Il presidente Vučić: sì all’ingresso della Serbia nell’Unione europea. E apre alle sanzioni alla Russia

BELGRADO No al Kosovo nelle Nazioni Unite, ma bisogna dialogare sulla base del piano franco-tedesco per evitare la mano dura dell’Occidente, mantenendo dritta la rotta verso l’adesione alla Ue, malgrado l’alzata di scudi delle opposizioni.
No secco anche all’ingresso nella Nato, perché il Paese balcanico vuole mantenere la sua neutralità. E una prima timida apertura verso un passo doloroso e potenzialmente esplosivo, le sanzioni contro l’alleato russo, richieste con sempre maggior forza da Bruxelles e Washington. Si può riassumere così la strada che dovrebbe prendere nei prossimi mesi la Serbia, tratteggiata nella due giorni di dibattito-fiume sul Kosovo al Parlamento di Belgrado dal presidente serbo, Aleksandar Vučić, vero burattinaio della politica della nazione balcanica. Ruolo da mattatore che è stato confermato dallo stesso Vučić, che tra giovedì e ieri ha replicato alle critiche durissime della minoranza nazionalista e di quella europeista, indicando dove porterà la Serbia. Serbia che «è sulla strada verso l’integrazione europea» e ci rimarrà, ha spiegato, mentre le porte della Nato possono tranquillamente rimanere chiuse, perché Belgrado «vuole mantenere gelosamente la sua neutralità militare». Ma, sempre a suo modo, Vučić ha lanciato un sasso destinato a propagare a lungo le sue onde, nello stagno della geopolitica globale, facendo arricciare il naso a Mosca.
Interpellato dal partito d’opposizione Libertà e Giustizia (Ssp) sulla necessità di decidere finalmente sanzioni contro la Russia, Vučić non ha detto no. «Non sono eccitato» all’idea, ha spiegato, aggiungendo però di «non sapere per quanto a lungo potremo resistere senza imporre le sanzioni, paghiamo un prezzo» alto per questo. «Voi siete a favore, io dico non so, forse dovremo farlo, ma finché non siamo costretti meglio così», ha aggiunto Vučić, osservando poi, sul tema di potenziali nuovi investimenti di Mosca nel Paese, di rispettare la Russia.
Ma di non essere al suo servizio, ma solo della Serbia.

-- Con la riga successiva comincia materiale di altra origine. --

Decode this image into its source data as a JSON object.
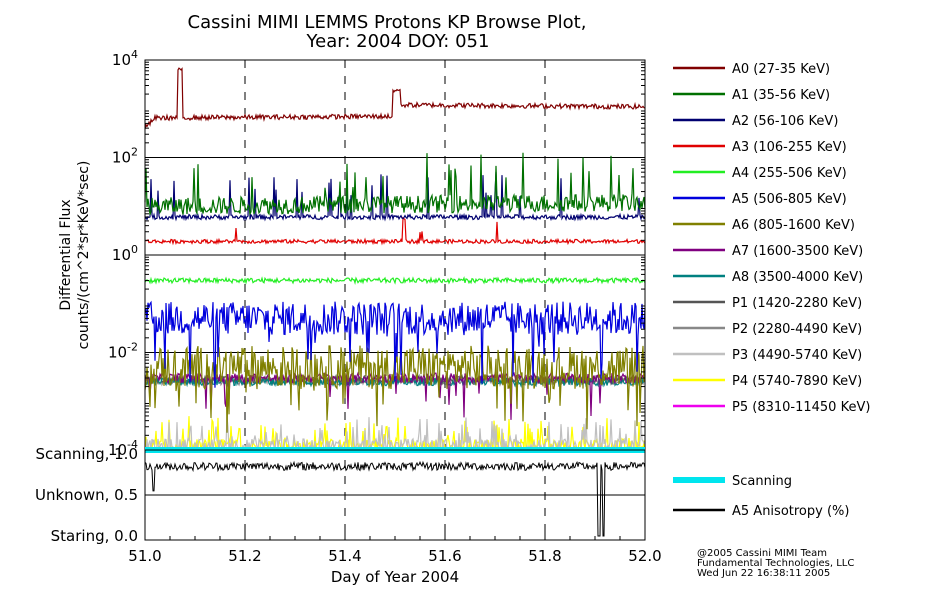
{
  "title_line1": "Cassini MIMI LEMMS Protons KP Browse Plot,",
  "title_line2": "Year: 2004 DOY: 051",
  "chart_data": [
    {
      "type": "line",
      "panel": "flux",
      "ylabel_line1": "Differential Flux",
      "ylabel_line2": "counts/(cm^2*sr*KeV*sec)",
      "yscale": "log",
      "ylim": [
        0.0001,
        10000
      ],
      "y_ticks": [
        {
          "base": "10",
          "exp": "4",
          "value": 10000
        },
        {
          "base": "10",
          "exp": "2",
          "value": 100
        },
        {
          "base": "10",
          "exp": "0",
          "value": 1
        },
        {
          "base": "10",
          "exp": "-2",
          "value": 0.01
        },
        {
          "base": "10",
          "exp": "-4",
          "value": 0.0001
        }
      ],
      "xlim": [
        51.0,
        52.0
      ],
      "series": [
        {
          "name": "A0 (27-35 KeV)",
          "color": "#800000",
          "typical": 700,
          "spread": 0.05,
          "spike_prob": 0.0,
          "spike_max": 0.3,
          "profile": [
            [
              51.0,
              400
            ],
            [
              51.02,
              650
            ],
            [
              51.5,
              700
            ],
            [
              51.505,
              1200
            ],
            [
              52.0,
              1100
            ]
          ],
          "events": [
            [
              51.065,
              51.075,
              7000
            ],
            [
              51.495,
              51.51,
              2500
            ]
          ]
        },
        {
          "name": "A1 (35-56 KeV)",
          "color": "#007000",
          "typical": 12,
          "spread": 0.18,
          "spike_prob": 0.06,
          "spike_max": 1.0,
          "profile": [
            [
              51.0,
              10
            ],
            [
              52.0,
              12
            ]
          ],
          "events": []
        },
        {
          "name": "A2 (56-106 KeV)",
          "color": "#000070",
          "typical": 6,
          "spread": 0.05,
          "spike_prob": 0.05,
          "spike_max": 0.9,
          "profile": [
            [
              51.0,
              6
            ],
            [
              52.0,
              6
            ]
          ],
          "events": []
        },
        {
          "name": "A3 (106-255 KeV)",
          "color": "#e00000",
          "typical": 1.9,
          "spread": 0.04,
          "spike_prob": 0.01,
          "spike_max": 0.4,
          "profile": [
            [
              51.0,
              1.9
            ],
            [
              52.0,
              1.9
            ]
          ],
          "events": [
            [
              51.515,
              51.52,
              6
            ]
          ]
        },
        {
          "name": "A4 (255-506 KeV)",
          "color": "#22ee22",
          "typical": 0.3,
          "spread": 0.05,
          "spike_prob": 0.0,
          "spike_max": 0.2,
          "profile": [
            [
              51.0,
              0.3
            ],
            [
              52.0,
              0.3
            ]
          ],
          "events": []
        },
        {
          "name": "A5 (506-805 KeV)",
          "color": "#0000dd",
          "typical": 0.05,
          "spread": 0.35,
          "spike_prob": 0.05,
          "spike_max": -1.3,
          "profile": [
            [
              51.0,
              0.05
            ],
            [
              52.0,
              0.05
            ]
          ],
          "events": []
        },
        {
          "name": "A6 (805-1600 KeV)",
          "color": "#808000",
          "typical": 0.005,
          "spread": 0.45,
          "spike_prob": 0.06,
          "spike_max": -1.2,
          "profile": [
            [
              51.0,
              0.005
            ],
            [
              52.0,
              0.005
            ]
          ],
          "events": []
        },
        {
          "name": "A7 (1600-3500 KeV)",
          "color": "#800080",
          "typical": 0.003,
          "spread": 0.1,
          "spike_prob": 0.03,
          "spike_max": -0.8,
          "profile": [
            [
              51.0,
              0.003
            ],
            [
              52.0,
              0.003
            ]
          ],
          "events": []
        },
        {
          "name": "A8 (3500-4000 KeV)",
          "color": "#008080",
          "typical": 0.0025,
          "spread": 0.08,
          "spike_prob": 0.0,
          "spike_max": 0.0,
          "profile": [
            [
              51.0,
              0.0025
            ],
            [
              52.0,
              0.0025
            ]
          ],
          "events": []
        },
        {
          "name": "P1 (1420-2280 KeV)",
          "color": "#555555",
          "typical": 0.0028,
          "spread": 0.08,
          "spike_prob": 0.0,
          "spike_max": 0.0,
          "profile": [
            [
              51.0,
              0.0028
            ],
            [
              52.0,
              0.0028
            ]
          ],
          "events": []
        },
        {
          "name": "P2 (2280-4490 KeV)",
          "color": "#888888",
          "typical": 0.0026,
          "spread": 0.08,
          "spike_prob": 0.0,
          "spike_max": 0.0,
          "profile": [
            [
              51.0,
              0.0026
            ],
            [
              52.0,
              0.0026
            ]
          ],
          "events": []
        },
        {
          "name": "P3 (4490-5740 KeV)",
          "color": "#c0c0c0",
          "typical": 0.00012,
          "spread": 0.15,
          "spike_prob": 0.12,
          "spike_max": 0.5,
          "profile": [
            [
              51.0,
              0.00012
            ],
            [
              52.0,
              0.00012
            ]
          ],
          "events": []
        },
        {
          "name": "P4 (5740-7890 KeV)",
          "color": "#ffff00",
          "typical": 0.00012,
          "spread": 0.15,
          "spike_prob": 0.12,
          "spike_max": 0.5,
          "profile": [
            [
              51.0,
              0.00012
            ],
            [
              52.0,
              0.00012
            ]
          ],
          "events": []
        },
        {
          "name": "P5 (8310-11450 KeV)",
          "color": "#ee00ee",
          "typical": 0.0001,
          "spread": 0.0,
          "spike_prob": 0.0,
          "spike_max": 0.0,
          "profile": [
            [
              51.0,
              0.0001
            ],
            [
              52.0,
              0.0001
            ]
          ],
          "events": []
        }
      ]
    },
    {
      "type": "line",
      "panel": "mode",
      "y_ticks": [
        {
          "label": "Scanning, 1.0",
          "value": 1.0
        },
        {
          "label": "Unknown, 0.5",
          "value": 0.5
        },
        {
          "label": "Staring, 0.0",
          "value": 0.0
        }
      ],
      "ylim": [
        0.0,
        1.0
      ],
      "xlim": [
        51.0,
        52.0
      ],
      "xlabel": "Day of Year 2004",
      "x_ticks": [
        "51.0",
        "51.2",
        "51.4",
        "51.6",
        "51.8",
        "52.0"
      ],
      "x_tick_values": [
        51.0,
        51.2,
        51.4,
        51.6,
        51.8,
        52.0
      ],
      "series": [
        {
          "name": "Scanning",
          "color": "#00e5ee",
          "value": 1.0
        },
        {
          "name": "A5 Anisotropy (%)",
          "color": "#000000",
          "typical": 0.85,
          "spread": 0.05,
          "dropouts": [
            [
              51.015,
              51.018,
              0.55
            ],
            [
              51.905,
              51.91,
              0.0
            ],
            [
              51.915,
              51.918,
              0.0
            ]
          ]
        }
      ]
    }
  ],
  "credits": {
    "line1": "@2005 Cassini MIMI Team",
    "line2": "Fundamental Technologies, LLC",
    "line3": "Wed Jun 22 16:38:11 2005"
  }
}
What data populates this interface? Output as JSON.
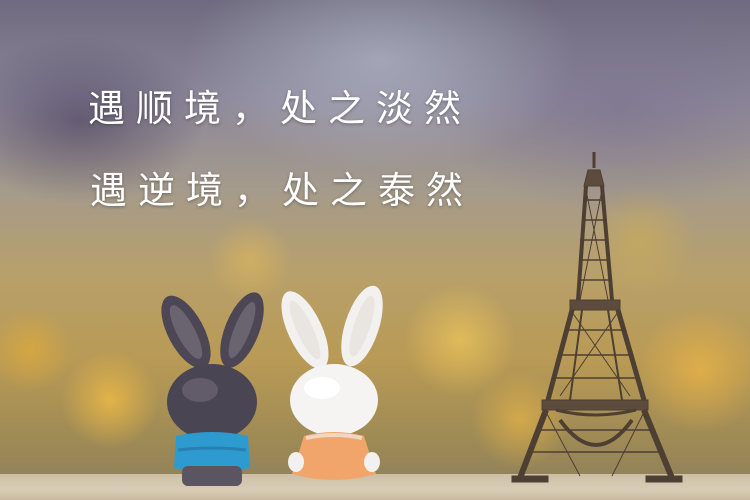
{
  "caption": {
    "line1": "遇顺境，处之淡然",
    "line2": "遇逆境，处之泰然"
  },
  "figures": [
    "dark-rabbit-figurine",
    "white-rabbit-figurine",
    "eiffel-tower-model"
  ],
  "colors": {
    "text": "#ffffff",
    "dark_rabbit_body": "#4a4552",
    "dark_rabbit_shirt": "#2d9ad0",
    "white_rabbit_dress": "#f1a56b",
    "tower": "#4e3f33"
  }
}
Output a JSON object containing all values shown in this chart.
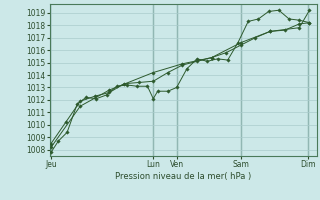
{
  "bg_color": "#cce8e8",
  "grid_color": "#aacccc",
  "line_color": "#2d5a2d",
  "vline_color": "#5a8a7a",
  "title": "Pression niveau de la mer( hPa )",
  "ylim": [
    1007.5,
    1019.7
  ],
  "yticks": [
    1008,
    1009,
    1010,
    1011,
    1012,
    1013,
    1014,
    1015,
    1016,
    1017,
    1018,
    1019
  ],
  "xtick_labels": [
    "Jeu",
    "Lun",
    "Ven",
    "Sam",
    "Dim"
  ],
  "xtick_positions": [
    0.0,
    3.5,
    4.3,
    6.5,
    8.8
  ],
  "xlim": [
    -0.05,
    9.1
  ],
  "vline_positions": [
    3.5,
    4.3,
    6.5,
    8.8
  ],
  "series1_x": [
    0.0,
    0.25,
    0.55,
    0.9,
    1.2,
    1.55,
    1.9,
    2.25,
    2.6,
    2.95,
    3.3,
    3.5,
    3.65,
    4.0,
    4.3,
    4.65,
    5.0,
    5.35,
    5.7,
    6.05,
    6.4,
    6.75,
    7.1,
    7.45,
    7.8,
    8.15,
    8.5,
    8.85
  ],
  "series1_y": [
    1007.8,
    1008.7,
    1009.4,
    1011.7,
    1012.2,
    1012.1,
    1012.4,
    1013.1,
    1013.2,
    1013.1,
    1013.1,
    1012.1,
    1012.7,
    1012.7,
    1013.0,
    1014.5,
    1015.3,
    1015.1,
    1015.3,
    1015.2,
    1016.6,
    1018.3,
    1018.5,
    1019.1,
    1019.2,
    1018.5,
    1018.4,
    1018.2
  ],
  "series2_x": [
    0.0,
    0.5,
    1.0,
    1.5,
    2.0,
    2.5,
    3.0,
    3.5,
    4.0,
    4.5,
    5.0,
    5.5,
    6.0,
    6.5,
    7.0,
    7.5,
    8.0,
    8.5,
    8.85
  ],
  "series2_y": [
    1008.5,
    1010.2,
    1011.9,
    1012.3,
    1012.6,
    1013.3,
    1013.4,
    1013.5,
    1014.2,
    1014.8,
    1015.1,
    1015.4,
    1015.8,
    1016.4,
    1017.0,
    1017.5,
    1017.6,
    1018.1,
    1018.2
  ],
  "series3_x": [
    0.0,
    1.0,
    2.0,
    3.5,
    4.5,
    5.5,
    6.5,
    7.5,
    8.5,
    8.85
  ],
  "series3_y": [
    1008.2,
    1011.5,
    1012.8,
    1014.2,
    1014.9,
    1015.4,
    1016.6,
    1017.5,
    1017.8,
    1019.2
  ],
  "title_fontsize": 6.0,
  "tick_fontsize": 5.5
}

Parole importanti Vučić le ha pronunciate anche in relazione al tema del Kosovo, cruciale per il futuro di Belgrado e il suo eventuale futuro avvicinamento alla Ue. «Non sono per il Kosovo all’Onu e mai riconoscerò un Kosovo indipendente», ha assicurato il presidente serbo, ribadendo tuttavia, in risposta alle critiche sulla lunghezza insostenibile dei negoziati con Pristina, di «non essere per un conflitto congelato», che ora rischia di isolare sia Belgrado sia il Kosovo. «Non parliamo di amore o ideologia, sul tavolo c’è la sopravvivenza del nostro popolo e dello Stato», ha replicato il leader serbo sul tema delle possibili sanzioni politiche ed economiche in caso di rifiuto all'ancora misterioso piano franco-tedesco sul Kosovo, misure che «provocherebbero gravi conseguenze» alla Serbia.
Piano che va accettato, hanno chiesto nel frattempo una ventina di autorevoli Ong e intellettuali, come le Donne in Nero, il Belgrade Centre for Human Rights e la Youth Initiative for Human Rights, sottolineando che si tratta di una «opportunità storica per il governo e i serbi di accettare la realtà». E pure a Pristina ci sono forse segnali di disgelo, con il premier Kurti che ha fatto una mezza-apertura alla creazione della Comunità dei comuni serbi in Kosovo, seppur ponendo egli durissime condizioni.